Sanjay Jain: I think that’s primary what we look at. I mean, you come with a, and we are a group of 130 plus members, almost from every industry. So they are able to gauge whether a particular business has a room for upside or not. And how can a new startup make a difference? How can they scale up? Will technology help? Are they looking at a certain niche which is untapped? And obviously, the founders how well they are equipped, how much knowledge they have.

Rohit Agarwal: Makes sense. So how do you define success?

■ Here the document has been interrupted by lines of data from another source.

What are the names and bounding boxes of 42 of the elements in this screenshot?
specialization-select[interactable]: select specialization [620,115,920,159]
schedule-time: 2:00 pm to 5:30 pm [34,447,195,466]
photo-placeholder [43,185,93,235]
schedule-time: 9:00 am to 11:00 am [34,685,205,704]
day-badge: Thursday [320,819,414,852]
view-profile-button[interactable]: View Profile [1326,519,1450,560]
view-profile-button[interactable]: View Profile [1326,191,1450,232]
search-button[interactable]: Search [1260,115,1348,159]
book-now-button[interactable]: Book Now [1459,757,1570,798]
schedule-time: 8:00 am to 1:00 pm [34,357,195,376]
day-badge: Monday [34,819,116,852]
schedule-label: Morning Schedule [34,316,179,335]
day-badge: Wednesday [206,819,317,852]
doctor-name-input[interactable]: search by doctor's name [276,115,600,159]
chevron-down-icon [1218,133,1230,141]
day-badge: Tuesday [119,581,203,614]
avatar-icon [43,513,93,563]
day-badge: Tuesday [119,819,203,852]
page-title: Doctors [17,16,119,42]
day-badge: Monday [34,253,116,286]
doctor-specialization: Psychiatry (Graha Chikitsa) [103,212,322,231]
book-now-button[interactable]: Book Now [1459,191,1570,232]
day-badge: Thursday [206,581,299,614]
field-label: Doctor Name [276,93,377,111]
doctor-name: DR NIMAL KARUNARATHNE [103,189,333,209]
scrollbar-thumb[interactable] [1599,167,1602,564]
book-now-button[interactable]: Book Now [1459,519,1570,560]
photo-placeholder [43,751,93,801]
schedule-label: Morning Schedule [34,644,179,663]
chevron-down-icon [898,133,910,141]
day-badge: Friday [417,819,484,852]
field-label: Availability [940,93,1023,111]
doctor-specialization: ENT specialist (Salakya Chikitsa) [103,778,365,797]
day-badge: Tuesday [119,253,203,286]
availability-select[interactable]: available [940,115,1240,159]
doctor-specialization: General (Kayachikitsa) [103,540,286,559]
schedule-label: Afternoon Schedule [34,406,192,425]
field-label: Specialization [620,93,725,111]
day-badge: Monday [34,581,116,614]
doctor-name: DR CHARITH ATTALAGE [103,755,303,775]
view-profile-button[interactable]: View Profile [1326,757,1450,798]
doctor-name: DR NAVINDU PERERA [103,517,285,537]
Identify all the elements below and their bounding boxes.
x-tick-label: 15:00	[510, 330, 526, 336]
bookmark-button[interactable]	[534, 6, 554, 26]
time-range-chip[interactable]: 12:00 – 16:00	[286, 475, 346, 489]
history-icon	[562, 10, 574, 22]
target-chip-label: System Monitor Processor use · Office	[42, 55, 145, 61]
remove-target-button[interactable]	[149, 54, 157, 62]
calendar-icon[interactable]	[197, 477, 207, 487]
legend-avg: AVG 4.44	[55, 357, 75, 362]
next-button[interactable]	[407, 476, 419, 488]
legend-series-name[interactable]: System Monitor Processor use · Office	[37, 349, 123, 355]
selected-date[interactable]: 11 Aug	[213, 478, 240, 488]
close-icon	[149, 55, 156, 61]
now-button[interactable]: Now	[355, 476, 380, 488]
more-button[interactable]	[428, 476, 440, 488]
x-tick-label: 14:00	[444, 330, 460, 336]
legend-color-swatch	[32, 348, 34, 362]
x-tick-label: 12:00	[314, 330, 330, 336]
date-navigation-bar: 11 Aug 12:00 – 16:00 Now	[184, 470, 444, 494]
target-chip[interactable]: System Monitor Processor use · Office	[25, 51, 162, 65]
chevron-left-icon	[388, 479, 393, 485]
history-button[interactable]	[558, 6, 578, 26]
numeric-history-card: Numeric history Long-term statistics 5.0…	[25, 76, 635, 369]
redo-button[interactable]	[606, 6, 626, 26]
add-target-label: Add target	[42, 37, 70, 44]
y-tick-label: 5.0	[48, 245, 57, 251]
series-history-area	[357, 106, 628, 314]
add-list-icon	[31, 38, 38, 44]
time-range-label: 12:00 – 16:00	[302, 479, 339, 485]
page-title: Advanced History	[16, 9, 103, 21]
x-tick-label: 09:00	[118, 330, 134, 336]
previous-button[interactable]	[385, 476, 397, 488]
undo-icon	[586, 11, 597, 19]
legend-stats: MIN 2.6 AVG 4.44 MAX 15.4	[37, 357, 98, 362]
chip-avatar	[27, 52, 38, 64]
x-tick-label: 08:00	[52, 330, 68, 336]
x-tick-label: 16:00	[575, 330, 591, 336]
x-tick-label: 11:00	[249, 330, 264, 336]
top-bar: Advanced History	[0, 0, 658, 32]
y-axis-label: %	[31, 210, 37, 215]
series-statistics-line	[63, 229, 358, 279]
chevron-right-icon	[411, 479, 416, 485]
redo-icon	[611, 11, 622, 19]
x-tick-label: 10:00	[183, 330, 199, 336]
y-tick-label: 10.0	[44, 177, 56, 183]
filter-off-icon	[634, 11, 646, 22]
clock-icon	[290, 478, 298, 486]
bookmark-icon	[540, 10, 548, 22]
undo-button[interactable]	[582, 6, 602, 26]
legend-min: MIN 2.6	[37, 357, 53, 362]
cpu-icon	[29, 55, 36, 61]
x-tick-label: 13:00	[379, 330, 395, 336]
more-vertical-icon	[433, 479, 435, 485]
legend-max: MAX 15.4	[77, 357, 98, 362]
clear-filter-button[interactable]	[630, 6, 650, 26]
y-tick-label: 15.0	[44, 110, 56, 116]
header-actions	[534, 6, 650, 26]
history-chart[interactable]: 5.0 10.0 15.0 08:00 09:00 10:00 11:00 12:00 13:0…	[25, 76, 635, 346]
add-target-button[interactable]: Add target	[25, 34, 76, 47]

Sanjay Jain: You know, unfortunately, Rohit, in our country, we started poor in our country post-independence. Our father’s generation and our generation, we have all worked with only one thing in mind, and that is how to make money. So success for us, unfortunately, is defined by how much wealth you have created, I think which is not right. Obviously, this you realize with time that success does not mean money. To me success means happiness, to me success means peace, to me success means living a good life. So obviously at different stages of life your criteria of success changes. Today you know I have a friend who has a startup in academics. They are working closely with Government of India and they want to introduce the syllabus in such a way that the focus shifts from making money to making happiness. So. Today there are so many options in the country that one can work in the field where he has a passion and if he is good he will end up making money also. So money should, I mean someone, I mean to my kids I would say don’t go for money, go for something which you like and money will follow because you are already coming from a financial secured background. So you need to do something which gives you happiness. So the definition of success for me has changed. Success to me means happiness peace you need to sleep fully in night that is happiness.